LE DIRECT WIRE PACING : RÉSULTATS DE L'ÉTUDE FRANÇAISE EASY TAVI

WASHINGTON, 23 octobre 2019 (APMnews) - Le Direct Wire Pacing, une nouvelle technique de stimulation ventriculaire lors d’une implantation de valve aortique percutanée (TAVI) serait plus rapide et plus économique, selon les résultats de l’étude française EASY TAVI publiés dans le Journal of the American College of Cardiology Intervention (JACC intv).

La technique du Direct Wire Pacing a été mise au point par le Dr Benjamin Faurie et l’équipe de l’Institut cardiovasculaire du Groupe hospitalier mutualiste (GHM) de Grenoble. Elle consiste à sidérer le coeur non pas à l’aide d’une sonde de stimulation électrosystolique montée dans le ventricule droit par voie veineuse (méthode classique de pacemaker temporaire), mais en utilisant le guide-fil qui achemine la prothèse valvulaire.

"La technique classique prend du temps, est plus coûteuse en matériel (la sonde d’entraînement jetable a un coût) et présente des risques de perforation et de tamponnade", a expliqué APMnews le Pr Jacques Monségu." Cette nouvelle technique est simple: on applique une électrode sur la partie distale du guide et on génère un courant avec une aiguille piquée au point de ponction fémoral en guise d’anode", poursuit le spécialiste.
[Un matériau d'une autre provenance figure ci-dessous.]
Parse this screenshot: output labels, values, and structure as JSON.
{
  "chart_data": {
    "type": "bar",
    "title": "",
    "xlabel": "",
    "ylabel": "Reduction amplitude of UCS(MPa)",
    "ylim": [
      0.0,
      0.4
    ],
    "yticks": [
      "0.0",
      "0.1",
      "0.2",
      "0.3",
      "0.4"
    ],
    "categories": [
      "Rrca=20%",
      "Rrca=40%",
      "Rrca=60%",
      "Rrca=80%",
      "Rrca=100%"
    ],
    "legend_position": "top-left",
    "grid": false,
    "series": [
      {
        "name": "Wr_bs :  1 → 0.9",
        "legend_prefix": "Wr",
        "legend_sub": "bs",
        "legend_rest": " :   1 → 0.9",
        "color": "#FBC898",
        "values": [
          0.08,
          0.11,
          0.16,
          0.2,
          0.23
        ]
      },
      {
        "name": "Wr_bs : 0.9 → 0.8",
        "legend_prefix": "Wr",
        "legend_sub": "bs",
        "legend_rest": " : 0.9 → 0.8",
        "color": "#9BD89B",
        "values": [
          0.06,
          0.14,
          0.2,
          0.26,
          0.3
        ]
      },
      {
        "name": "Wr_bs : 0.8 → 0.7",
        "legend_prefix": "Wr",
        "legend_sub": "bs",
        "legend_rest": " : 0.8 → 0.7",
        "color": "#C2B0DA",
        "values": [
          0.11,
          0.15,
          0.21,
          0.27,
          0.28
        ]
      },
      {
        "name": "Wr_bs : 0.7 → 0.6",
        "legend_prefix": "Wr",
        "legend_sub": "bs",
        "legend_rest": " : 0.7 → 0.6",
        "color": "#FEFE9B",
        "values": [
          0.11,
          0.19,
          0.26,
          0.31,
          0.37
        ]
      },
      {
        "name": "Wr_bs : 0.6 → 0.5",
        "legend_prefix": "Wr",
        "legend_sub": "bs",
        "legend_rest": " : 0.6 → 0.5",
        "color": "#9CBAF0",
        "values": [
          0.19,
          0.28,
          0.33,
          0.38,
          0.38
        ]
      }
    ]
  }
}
Les deux techniques ont été comparées dans une étude randomisée, EASY TAVI, menée en France auprès de 304 patients pendant un an, dont le critère primaire était la durée de la procédure. Résultat: le taux de succès est de 100%, la durée de la procédure du TAVI est raccourcie de 12%, l’exposition aux rayons est diminuée de 7% et "on économise 630 euros par procédure", a souligné le Pr Monségu. "Sachant qu’environ 12.000 TAVI sont réalisés en France dont 90% requièrent une stimulation, l’économie, en termes de santé publique, n’est pas négligeable". Elle pourrait atteindre 10 millions d’euros, estime le GHM de Grenoble dans un communiqué. Les risques sont également moins importants. "L’étude n’a pas la puissance statistique suffisante pour établir un bénéfice sur les événements majeurs, précise le cardiologue. Cependant, une tendance intéressante se dessine avec une moindre mortalité et un moindre risque de tamponnade". Dans l’étude, 4 cas de tamponnade ont été observés dans le groupe d’entraînement classique contre 2 dans le groupe Direct Wire Pacing. Les 2 cas dans le groupe Direct Wire Pacing et 2 des 4 cas du groupe contrôle sont liés à la rupture de l’anneau. Mais les deux autres cas du groupe contrôle sont liés à une perforation par la sonde d’entraînement, donc directement liés à la technique.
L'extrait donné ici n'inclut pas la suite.